Action 3.3. Facilitate consistent payments in lieu of taxes (PILOT) for large tax-exempt property owners.
- Greater Boston is home to a diverse array of medical, educational, and cultural institutions. Many of these institutions own property worth tens of millions of dollars. Because of their tax-exempt status, these institutions are not required to provide payments to their host communities, despite being provided services such as police, fire, and snow removal. Beginning in FY2012, theCity of Boston created a voluntary PILOT program that asks institutions with holdings over $15 million to contribute 25 percent of what their tax obligations would be if they were not tax exempt. They may reduce the requested cash payment by up to 50 percent by demonstrating the value of eligible community benefits (such as scholarships and trainings). In FY20, 79 percent of the requested PILOTs were paid.5 Other cities and towns with large tax-exempt landowners should consider implementing a similar program and the state Legislature should adopt a mechanism to ensure at least some minimum payments, combined with community benefits, can be collected to cover municipal services provided.
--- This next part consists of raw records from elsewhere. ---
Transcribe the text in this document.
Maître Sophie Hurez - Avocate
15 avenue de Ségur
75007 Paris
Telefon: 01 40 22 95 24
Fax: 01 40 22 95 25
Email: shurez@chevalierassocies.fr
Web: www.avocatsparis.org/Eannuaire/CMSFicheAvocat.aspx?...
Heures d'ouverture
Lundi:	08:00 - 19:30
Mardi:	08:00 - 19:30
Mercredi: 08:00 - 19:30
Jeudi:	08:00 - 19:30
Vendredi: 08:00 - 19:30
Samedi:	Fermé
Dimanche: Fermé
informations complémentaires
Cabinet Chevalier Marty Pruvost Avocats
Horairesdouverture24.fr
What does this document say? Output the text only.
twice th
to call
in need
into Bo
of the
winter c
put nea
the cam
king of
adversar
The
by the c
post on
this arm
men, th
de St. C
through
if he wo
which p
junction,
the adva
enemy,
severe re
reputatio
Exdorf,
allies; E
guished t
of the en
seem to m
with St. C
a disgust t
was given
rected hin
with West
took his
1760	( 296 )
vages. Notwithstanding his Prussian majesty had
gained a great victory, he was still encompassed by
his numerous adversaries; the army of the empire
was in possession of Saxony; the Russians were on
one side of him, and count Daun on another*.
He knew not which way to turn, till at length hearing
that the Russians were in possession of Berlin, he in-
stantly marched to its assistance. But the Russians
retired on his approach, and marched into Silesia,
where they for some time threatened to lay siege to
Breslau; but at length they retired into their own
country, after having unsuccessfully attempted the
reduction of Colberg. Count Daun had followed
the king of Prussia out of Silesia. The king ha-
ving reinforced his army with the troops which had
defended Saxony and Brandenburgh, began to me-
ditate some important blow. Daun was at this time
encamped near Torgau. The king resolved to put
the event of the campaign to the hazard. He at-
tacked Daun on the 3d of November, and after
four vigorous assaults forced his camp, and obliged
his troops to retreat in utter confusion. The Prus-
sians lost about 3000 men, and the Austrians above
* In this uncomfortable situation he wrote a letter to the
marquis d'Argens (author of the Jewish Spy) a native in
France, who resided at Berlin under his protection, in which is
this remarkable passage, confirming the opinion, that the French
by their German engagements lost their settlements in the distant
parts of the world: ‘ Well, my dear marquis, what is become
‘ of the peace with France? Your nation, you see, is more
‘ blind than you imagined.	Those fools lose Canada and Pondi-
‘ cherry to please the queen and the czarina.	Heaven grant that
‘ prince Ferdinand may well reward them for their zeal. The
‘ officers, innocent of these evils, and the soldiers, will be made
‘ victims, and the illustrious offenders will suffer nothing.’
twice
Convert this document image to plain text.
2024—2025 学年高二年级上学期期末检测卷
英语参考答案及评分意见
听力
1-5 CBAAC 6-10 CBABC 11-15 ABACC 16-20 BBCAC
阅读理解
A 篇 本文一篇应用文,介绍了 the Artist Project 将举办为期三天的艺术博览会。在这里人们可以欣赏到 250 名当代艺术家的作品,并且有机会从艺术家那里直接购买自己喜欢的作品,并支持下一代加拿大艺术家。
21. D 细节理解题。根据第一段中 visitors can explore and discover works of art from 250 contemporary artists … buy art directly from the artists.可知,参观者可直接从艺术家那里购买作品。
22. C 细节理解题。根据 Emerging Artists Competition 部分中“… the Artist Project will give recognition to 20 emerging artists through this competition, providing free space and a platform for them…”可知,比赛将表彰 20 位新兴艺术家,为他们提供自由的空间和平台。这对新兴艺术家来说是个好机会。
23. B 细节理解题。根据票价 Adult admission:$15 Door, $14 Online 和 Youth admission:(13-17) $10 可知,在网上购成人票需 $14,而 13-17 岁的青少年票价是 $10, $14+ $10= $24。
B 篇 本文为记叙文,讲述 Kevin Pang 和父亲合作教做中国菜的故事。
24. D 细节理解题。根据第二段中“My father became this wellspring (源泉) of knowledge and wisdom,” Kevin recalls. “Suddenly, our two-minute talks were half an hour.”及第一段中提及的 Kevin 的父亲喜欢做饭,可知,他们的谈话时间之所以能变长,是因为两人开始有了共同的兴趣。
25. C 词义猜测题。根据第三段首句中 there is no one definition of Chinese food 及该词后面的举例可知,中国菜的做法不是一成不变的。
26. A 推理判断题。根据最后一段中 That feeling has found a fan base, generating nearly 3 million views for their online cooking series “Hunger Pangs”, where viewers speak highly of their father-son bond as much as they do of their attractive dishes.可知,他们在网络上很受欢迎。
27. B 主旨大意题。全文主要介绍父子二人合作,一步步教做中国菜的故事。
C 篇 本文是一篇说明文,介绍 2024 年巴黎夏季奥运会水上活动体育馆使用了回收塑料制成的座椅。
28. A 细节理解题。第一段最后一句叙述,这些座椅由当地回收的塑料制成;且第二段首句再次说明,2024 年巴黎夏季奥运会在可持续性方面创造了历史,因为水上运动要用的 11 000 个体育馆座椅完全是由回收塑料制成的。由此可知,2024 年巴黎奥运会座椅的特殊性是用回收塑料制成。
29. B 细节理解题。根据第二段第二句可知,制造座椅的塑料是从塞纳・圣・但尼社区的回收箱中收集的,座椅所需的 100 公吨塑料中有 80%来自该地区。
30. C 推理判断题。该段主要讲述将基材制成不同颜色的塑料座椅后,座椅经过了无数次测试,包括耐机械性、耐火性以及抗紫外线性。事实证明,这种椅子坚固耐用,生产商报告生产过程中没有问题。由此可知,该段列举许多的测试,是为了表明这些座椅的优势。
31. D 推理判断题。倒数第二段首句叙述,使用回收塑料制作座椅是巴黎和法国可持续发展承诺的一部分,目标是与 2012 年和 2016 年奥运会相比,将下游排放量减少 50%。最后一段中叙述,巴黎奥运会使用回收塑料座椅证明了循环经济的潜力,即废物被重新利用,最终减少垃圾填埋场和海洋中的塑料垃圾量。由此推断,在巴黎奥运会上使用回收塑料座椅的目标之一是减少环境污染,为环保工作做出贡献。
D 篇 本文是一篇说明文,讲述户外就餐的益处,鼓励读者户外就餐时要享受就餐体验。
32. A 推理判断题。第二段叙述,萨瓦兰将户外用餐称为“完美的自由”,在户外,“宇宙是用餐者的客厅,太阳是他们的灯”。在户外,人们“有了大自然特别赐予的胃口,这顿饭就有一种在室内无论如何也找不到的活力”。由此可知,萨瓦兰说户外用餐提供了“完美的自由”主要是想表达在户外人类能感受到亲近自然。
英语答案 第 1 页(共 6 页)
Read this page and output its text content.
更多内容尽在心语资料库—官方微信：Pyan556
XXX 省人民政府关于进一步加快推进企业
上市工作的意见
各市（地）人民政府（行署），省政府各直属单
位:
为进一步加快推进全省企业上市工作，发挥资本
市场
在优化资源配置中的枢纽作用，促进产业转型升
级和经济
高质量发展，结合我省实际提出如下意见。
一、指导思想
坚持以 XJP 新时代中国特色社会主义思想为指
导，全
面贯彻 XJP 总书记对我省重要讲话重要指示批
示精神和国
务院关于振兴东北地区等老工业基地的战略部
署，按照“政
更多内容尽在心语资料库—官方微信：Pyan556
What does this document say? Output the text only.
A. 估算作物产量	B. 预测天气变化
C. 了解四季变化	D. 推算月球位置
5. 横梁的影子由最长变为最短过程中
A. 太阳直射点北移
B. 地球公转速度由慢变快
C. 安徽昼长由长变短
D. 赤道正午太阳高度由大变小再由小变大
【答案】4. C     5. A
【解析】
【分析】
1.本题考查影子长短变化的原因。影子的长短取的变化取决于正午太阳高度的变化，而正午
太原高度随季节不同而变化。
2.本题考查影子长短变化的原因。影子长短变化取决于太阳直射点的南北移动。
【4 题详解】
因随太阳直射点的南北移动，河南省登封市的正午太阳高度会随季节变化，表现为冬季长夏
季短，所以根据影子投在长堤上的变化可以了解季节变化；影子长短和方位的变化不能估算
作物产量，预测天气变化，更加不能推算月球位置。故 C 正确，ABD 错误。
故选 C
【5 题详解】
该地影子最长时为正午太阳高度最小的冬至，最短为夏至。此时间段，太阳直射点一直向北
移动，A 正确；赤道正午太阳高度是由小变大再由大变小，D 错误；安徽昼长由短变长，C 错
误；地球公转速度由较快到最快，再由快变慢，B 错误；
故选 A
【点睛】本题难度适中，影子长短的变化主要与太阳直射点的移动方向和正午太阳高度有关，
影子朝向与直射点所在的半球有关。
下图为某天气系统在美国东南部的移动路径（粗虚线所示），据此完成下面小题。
Pending bills would expressly allow cities and towns to create a program similar to Boston’s (S.1874 filed by Senator Adam Gomez and H.3080 filed by Representative Erika Uyterhoeven).
Action 3.4 Connect and fund community colleges at the sub-regional level and align them to K-12 systems.
- Community colleges should be governed and funded on a sub-regional basis with better integration into K-12 systems in the geographies they serve. Texas has such an arrangement, where K-12 school districts are linked to area community colleges. Texas school district voters determine the funding for their community colleges so their curriculum and workforce development programs are better aligned and meet the needs of their students.